Identifying the client is critical to the duty of the lawyer to communicate relevant limitations on the lawyer’s conduct as required by Rule 1.4(a)(4).  Among those limitations is the lawyer’s inability to lie for the client (Rule 8.4(c), Rule 3.3(a), Bus & Prof. Code §6068(d), §6106.) Another is lawyer’s inability to prosecute an action without probable cause to injure someone (Rule 3.1.) Another is the lawyer’s inability to advise the client to violate the law (in most instances) (Rule 1.2.1.)

Rule 1.2.1 occupies a position directly over that fault line.  Oliver Wendell Holmes famously characterized the lawyer’s duty as to zealously represent the client within the bounds of the law.   The conjures up the image of a race car speeding across the Bonneville salt flats and suddenly stopping on a dime.  Crossing the line can occur in many ways and unconsciously. Zeal can become zealotry, especially in emotionally charged representations. Clients want lawyers who care about their problems but lawyers must be sources of independent dispassionate advice.  Loyalty, money or the lawyer’s own emotional needs can interfere with this balancing act.

While a lawyer cannot counsel a client to violate a law, a lawyer can inform the client about what the law is, whether the client’s course of action might violate the law and what the consequences of that violation. In course of that give and take, the client may inevitably garner the information necessary to figure out how to violate the law with impunity.  Rule 1.4(a)(4) requires the lawyer to inform the client that the lawyer cannot advise the violation of the law, no matter what currents of meaning flow during the consultation.
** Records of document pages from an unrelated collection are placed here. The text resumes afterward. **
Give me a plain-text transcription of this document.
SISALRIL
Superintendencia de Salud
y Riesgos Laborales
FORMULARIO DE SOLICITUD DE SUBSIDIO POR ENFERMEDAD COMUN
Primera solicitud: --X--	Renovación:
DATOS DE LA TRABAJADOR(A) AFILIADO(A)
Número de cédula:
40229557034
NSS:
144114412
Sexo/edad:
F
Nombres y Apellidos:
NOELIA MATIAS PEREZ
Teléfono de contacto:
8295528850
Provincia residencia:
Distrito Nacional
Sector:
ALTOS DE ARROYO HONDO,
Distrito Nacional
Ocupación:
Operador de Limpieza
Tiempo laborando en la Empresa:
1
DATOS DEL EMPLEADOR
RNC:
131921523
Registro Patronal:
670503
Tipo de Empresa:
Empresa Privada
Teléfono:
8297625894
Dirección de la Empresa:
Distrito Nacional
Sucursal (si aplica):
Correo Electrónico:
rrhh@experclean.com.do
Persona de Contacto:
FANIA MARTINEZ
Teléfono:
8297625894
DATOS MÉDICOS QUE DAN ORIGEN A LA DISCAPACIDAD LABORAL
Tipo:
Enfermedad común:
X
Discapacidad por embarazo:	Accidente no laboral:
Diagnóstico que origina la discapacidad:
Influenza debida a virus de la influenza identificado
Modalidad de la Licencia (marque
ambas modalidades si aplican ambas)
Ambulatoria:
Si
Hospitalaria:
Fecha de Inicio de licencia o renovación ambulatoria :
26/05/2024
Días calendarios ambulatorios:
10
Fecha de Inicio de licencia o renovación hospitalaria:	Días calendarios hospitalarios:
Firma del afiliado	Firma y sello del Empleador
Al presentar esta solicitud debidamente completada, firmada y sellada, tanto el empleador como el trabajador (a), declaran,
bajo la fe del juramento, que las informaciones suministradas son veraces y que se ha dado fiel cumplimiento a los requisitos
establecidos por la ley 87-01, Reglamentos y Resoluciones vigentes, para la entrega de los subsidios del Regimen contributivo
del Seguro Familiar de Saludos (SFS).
An entertaining example of those currents of meaning is provided by what might be the best lawyer movie of all time, Anatomy of Murder, in the scene were lawyer Paul Biegler (Jimmy Stewart) first meets his client Lt. Manion (Ben Gazzara).  Manion has killed an innkeeper who allegedly raped Mrs. Manion (Lee Remick).  In the first meeting, Biegler tells Manion that he is “just explaining what the law is” but in the course of discussion, skillfully suggests to Manion exactly what facts he needs to hear to establish Manion’s defense to murder (see Freedman, Lawyer Ethics in an Adversary System (1975) at pages 59-75.)

 

President Trump, according to Mr. McGahn, expressed a fondness for lawyers who don’t take notes, presumably to reference to the late disbarred Roy Cohn.  Keeping important books and records is central to the concept of lawyering, to the point where the California Supreme Court has said that failure to do so“ is in itself a suspicious circumstance (Clark v. State Bar (1952) 39 Cal. 2d 161, 174.) When a client complains to the State Bar, the attorney-client privilege (and presumably, the duty of confidentiality) are waived and the State Bar’s inquiry letter will ask for all communications and all notes detailing conversations with the client. If there is any prospect that the attorney-client relationship will go south, a lawyer would be wise to document interactions with the client.  Of course, it isn’t always possible to document every conversation with a client and the 21st century has given us texting, perhaps the worst possible way to communicate between lawyer and client.  More than one lawyer has told me that all or most of their interactions with clients occurred through text messages and they have no way to recover them to disprove the client’s allegations.

What President Trump’s comments say about the nature of his interactions with Roy Cohn is best left to our fertile imagination, although given the well-documented information on the character of both, not too much imagination may be necessary. Rule 1.2.1 might be violated in subtle ways, but subtlety is not associated with either.  Mr. McGahn is a real lawyer; unfortunately, Roy Cohn was, too, at least until he was disbarred, and it probably takes no imagination to say that Rule 1.2.1 and its Model Rule equivalent are violated all the time.

Lawyers, take heed.  Take notes.  But also take notice the counseling a client can present an ethical challenge that you might not even be aware of.